Santiago Calatrava - Architect



(Turning Torso in Malmö, Sweden - 2005)

Santiago Calatrava’s architecture from a visual perspective owes it self to the sheer crony indulgence of it all and his attempts at reflecting nature in design - which I think man-made objects should not reflect nature as such, but rather remove it's self from it, then try and appease a natural system that is indifferent to us.  Otherwise you are going to run into all kinds of problems.   Visually, you cannot deny the beauty of the designs, but at the same time an excessiveness which in turn shows a fragility or sloppiness.  This is just from aesthetic point of view, let alone the runaway economic idealism of exponential growth, which is an illusion of course and one that appears to be creeping up to Calatrava and his projects.


VALENCIA, Spain — For a while, this sprawling Mediterranean city embraced Santiago Calatrava’s architecture with gusto. In a dried-up riverbed, Mr. Calatrava built and built, eventually filling 86 acres with his radical, and some say awe-inspiring, designs. 

But these days, even as Mr. Calatrava’s eye-catching PATH station creeps toward completion in Lower Manhattan, he is often cast as a villain here in Valencia. One local politician runs a Web site called Calatravatelaclava, which loosely translates as, “Calatrava bleeds you dry.”  

Ignacio Blanco, the member of the provincial Parliament who started the Web site, has unleashed a flood of information about the complex during the past year, concluding that Valencia still owes 700 million euros (about $944 million) on it.

Mr. Calatrava was paid approximately 94 million euros (about $127 million) for his work. How could that be, Mr. Blanco asks, when the opera house included 150 seats with obstructed views? Or when the science museum was initially built without fire escapes or elevators for the disabled?
“How can you make mistakes like that?” asked Mr. Blanco, a member of the small opposition United Left party here, who said millions were spent to fix such errors. “He was paid even when repairing his own mistakes.” 

and more serious allegations:

But in numerous interviews, other architects, academics and builders say that Mr. Calatrava is amassing an unusually long list of projects marred by cost overruns, delays and litigation. It is hard to find a Calatrava project that has not been significantly over budget. And complaints abound that he is indifferent to the needs of his clients. Just last month a Dutch councilor in Haarlemmermeer, near Amsterdam, urged his colleagues to take legal action because the three bridges the architect designed for the town cost twice the budgeted amount and then millions more in upkeep since they opened in 2004. Mr. Calatrava is already in court over a footbridge in Venice, a winery in the Álava region of Spain and a massive exhibition and conference center in Oviedo, Spain.

In Bilbao, Spain, there have been problems with a bridge and an airport.
“What you see over and over again is that rather than searching for functionality or customer satisfaction, he aims for singularity,” said Jesús Cañada Merino, the president of Bilbao’s architects’ association. “The problem is that Calatrava is above and beyond the client.” 
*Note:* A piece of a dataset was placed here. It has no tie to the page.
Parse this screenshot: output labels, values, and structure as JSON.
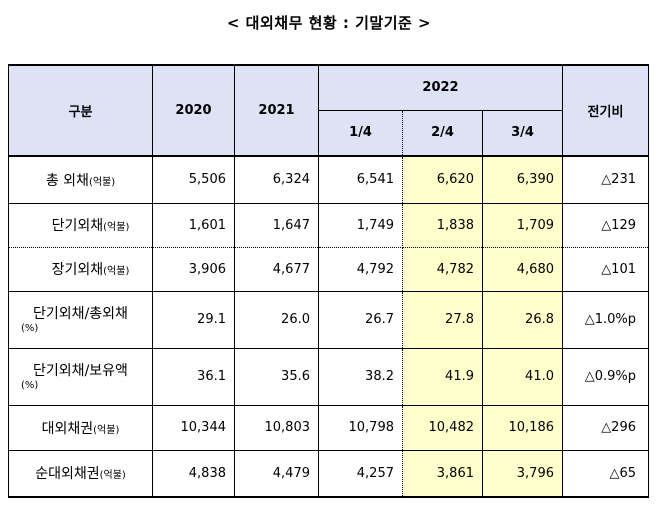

American cronyism via Calatrava at Ground Zero NYC:

"...PATH train station at ground zero. It is expected to open in 2015 but is six years behind schedule and will cost $4 billion, twice the original budget.
Critics of the project, commissioned by the Port Authority of New York and New Jersey, find the final price tag hard to believe. (In January 2012 an independent audit of the Port Authority concluded that the agency was “a challenged and dysfunctional organization.”) But several executives who have been involved in construction at the World Trade Center site, who did not want to speak on the record because of their relationship with the project, said Mr. Calatrava’s designs were problematic, too, calling for hugely difficult construction, including a vast underground chamber. In addition, they said, he demanded that surrounding buildings house all the station’s mechanical elements, like ventilation, which complicated construction and called for time-consuming coordination." 

 (City of Arts and Sciences  - Valencia, Spain.  Now being repaired due to wrinkled exterior.)

The New York Times article goes on revealing further issues and problems with Calatrava's projects.  Full article: A Star Architect Leaves Some Clients Fuming

Makes you double think Robert Greene's book: Mastery and his chapter on Santiago Calatrava as a '10,000 hour master'.  Sometimes you got to laugh at the absurdity.